Calendrier : trois dates à suivre
- 31 octobre 2026 : fin annoncée du gel de la valeur du point Agirc‑Arrco.
- 1er novembre 2026 : date possible d’application d’une revalorisation des pensions complémentaires si un accord est trouvé ; des estimations parlent d’une hausse comprise entre 1,2 % et 2 %.
- 1er septembre 2026 : entrée en vigueur de la suspension, par la LFSS 2026, de certaines dispositions de la réforme des retraites de 2023 pour les nouvelles pensions.
Au‑delà de la question de la valeur du point, la loi de financement de la sécurité sociale (LFSS) pour 2026 a gelé, jusqu’au 31 décembre 2027, l’élévation de l’âge légal prévue par la réforme et l’augmentation du nombre de trimestres requis pour une pension à taux plein. Concrètement, l’âge légal est pour l’instant arrêté à 62 ans et 9 mois.
Qui est concerné et quelles implications concrètes ?
Le rendez‑vous du 1er novembre 2026 concerne surtout les retraités du secteur privé affiliés à l’Agirc‑Arrco : salariés, cadres et non‑cadres du privé qui perçoivent une part importante de leur pension via le régime complémentaire. Une revalorisation comprise entre 1,2 % et 2 % améliorerait partiellement le pouvoir d’achat, mais n’effacerait pas complètement la perte subie pendant la période de gel.
Pour un retraité dont la pension complémentaire représente 50 % du revenu total, une hausse de 1,5 % de la valeur du point revient, toutes choses égales par ailleurs, à augmenter de manière proportionnelle cette moitié de revenu ; l’effet concret dépendra du nombre de points détenus par l’assuré.
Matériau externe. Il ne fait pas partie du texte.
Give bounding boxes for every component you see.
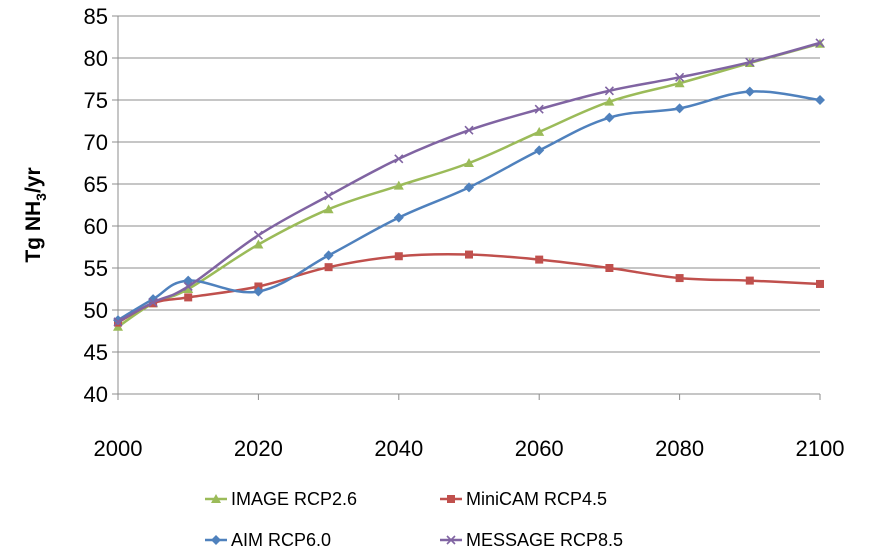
y-tick-label-9: 85 xyxy=(84,4,108,29)
y-tick-label-3: 55 xyxy=(84,256,108,281)
data-point-3-4 xyxy=(324,191,334,201)
data-point-3-9 xyxy=(675,72,685,82)
x-tick-label-5: 2100 xyxy=(796,436,845,461)
y-tick-label-5: 65 xyxy=(84,172,108,197)
data-point-0-6 xyxy=(464,158,474,167)
x-tick-label-2: 2040 xyxy=(374,436,423,461)
data-point-3-10 xyxy=(745,57,755,67)
y-axis-label-subscript: 3 xyxy=(33,193,49,201)
legend: IMAGE RCP2.6 MiniCAM RCP4.5 AIM RCP6.0 MESS… xyxy=(205,489,623,550)
legend-item-1: MiniCAM RCP4.5 xyxy=(440,489,607,509)
legend-item-0: IMAGE RCP2.6 xyxy=(205,489,357,509)
series-2 xyxy=(113,86,825,326)
y-tick-label-4: 60 xyxy=(84,214,108,239)
x-tick-label-4: 2080 xyxy=(655,436,704,461)
x-tick-label-3: 2060 xyxy=(515,436,564,461)
data-point-0-7 xyxy=(534,126,545,136)
data-point-2-11 xyxy=(815,95,825,105)
data-point-1-8 xyxy=(605,264,614,272)
data-point-2-8 xyxy=(604,112,615,123)
data-point-1-5 xyxy=(394,252,403,261)
data-point-1-10 xyxy=(745,276,754,285)
series-3 xyxy=(113,38,825,327)
data-point-1-4 xyxy=(324,263,333,272)
y-axis-label-main: Tg NH xyxy=(22,201,45,263)
x-tick-labels: 2000 2020 2040 2060 2080 2100 xyxy=(94,436,845,461)
data-point-2-6 xyxy=(464,182,474,193)
y-tick-label-0: 40 xyxy=(84,382,108,407)
y-axis-label: Tg NH3/yr xyxy=(22,167,49,262)
legend-label-3: MESSAGE RCP8.5 xyxy=(466,530,623,550)
data-point-1-2 xyxy=(184,293,193,302)
data-point-0-8 xyxy=(604,96,615,106)
data-point-3-1 xyxy=(148,297,158,308)
data-point-3-7 xyxy=(534,104,544,114)
data-point-1-3 xyxy=(254,282,263,291)
data-point-2-4 xyxy=(323,250,334,261)
series-group xyxy=(113,38,825,331)
y-axis-label-suffix: /yr xyxy=(22,167,45,193)
data-point-2-5 xyxy=(393,212,404,223)
data-point-2-9 xyxy=(674,103,685,114)
data-point-2-7 xyxy=(534,145,545,156)
legend-item-2: AIM RCP6.0 xyxy=(205,530,331,550)
legend-marker-3 xyxy=(446,535,456,545)
y-tick-label-6: 70 xyxy=(84,130,108,155)
data-point-3-8 xyxy=(604,86,614,96)
y-tick-label-2: 50 xyxy=(84,298,108,323)
data-point-3-2 xyxy=(183,281,193,292)
legend-label-1: MiniCAM RCP4.5 xyxy=(466,489,607,509)
legend-marker-1 xyxy=(447,495,455,503)
data-point-1-9 xyxy=(675,274,684,283)
data-point-3-6 xyxy=(464,125,474,135)
data-point-2-3 xyxy=(253,286,264,297)
data-point-0-2 xyxy=(183,284,194,293)
legend-item-3: MESSAGE RCP8.5 xyxy=(440,530,623,550)
legend-marker-2 xyxy=(211,535,221,545)
legend-label-0: IMAGE RCP2.6 xyxy=(231,489,357,509)
data-point-3-0 xyxy=(113,317,123,327)
y-tick-labels: 40 45 50 55 60 65 70 75 80 85 xyxy=(84,4,108,407)
data-point-0-4 xyxy=(323,204,334,214)
data-point-1-7 xyxy=(535,255,544,264)
legend-marker-0 xyxy=(211,494,221,503)
data-point-0-3 xyxy=(253,239,264,249)
axes xyxy=(112,15,821,400)
data-point-2-0 xyxy=(113,315,123,326)
series-line-2 xyxy=(117,90,821,322)
data-point-2-10 xyxy=(744,86,755,97)
data-point-1-11 xyxy=(816,279,824,288)
data-point-3-11 xyxy=(815,38,825,48)
y-tick-label-1: 45 xyxy=(84,340,108,365)
data-point-0-5 xyxy=(393,180,404,190)
y-tick-label-8: 80 xyxy=(84,46,108,71)
y-tick-label-7: 75 xyxy=(84,88,108,113)
data-point-3-3 xyxy=(253,230,263,240)
x-tick-label-0: 2000 xyxy=(94,436,143,461)
legend-label-2: AIM RCP6.0 xyxy=(231,530,331,550)
data-point-1-6 xyxy=(465,250,473,259)
data-point-0-9 xyxy=(674,78,685,88)
x-tick-label-1: 2020 xyxy=(234,436,283,461)
data-point-3-5 xyxy=(394,154,404,164)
Situations particulières : carrières longues et fenêtres spécifiques
La LFSS 2026 réintroduit également des marges de manœuvre pour certains profils. Notamment, la date du 1er octobre 2026 peut jouer pour des départs anticipés « carrière longue » : elle peut constituer une fenêtre utile pour des assurés dont les droits sont déjà compatibles avec un départ avant l’âge légal fixé actuellement.
| Date | Mesure | Conséquence |
|---|---|---|
| 1er novembre 2025 | Début du gel | Valeur du point à 1,4386 € ; pas de revalorisation |
| 31 octobre 2026 | Fin prévue du gel | Possibilité d’accord entre partenaires sociaux |
| 1er novembre 2026 | Revalorisation possible | Estimation : +1,2 % à +2 % |
| 1er septembre 2026 | Suspension de la réforme 2023 pour nouvelles pensions | Âge légal fixé à 62 ans et 9 mois jusqu’au 31/12/2027 |
Ce qu’il faut surveiller dans les prochaines semaines
- Les négociations entre partenaires sociaux sur la valeur du point Agirc‑Arrco : l’accord déterminera la revalorisation effective au 1er novembre 2026.
- Les communications officielles des caisses et de l’Agirc‑Arrco sur l’impact chiffré pour chaque catégorie de retraités.
- Les décisions administratives précisant les conditions d’application pour les départs anticipés (carrières longues) autour du 1er octobre 2026.
Pour les retraités et futurs retraités, ces rendez‑vous calendaires conditionneront non seulement le niveau des pensions à court terme, mais aussi la visibilité sur les règles de départ au cours des deux prochaines années. Le résultat des négociations à l’automne 2026 et les précisions réglementaires à venir seront déterminants pour évaluer le gain réel en pouvoir d’achat après une année de gel.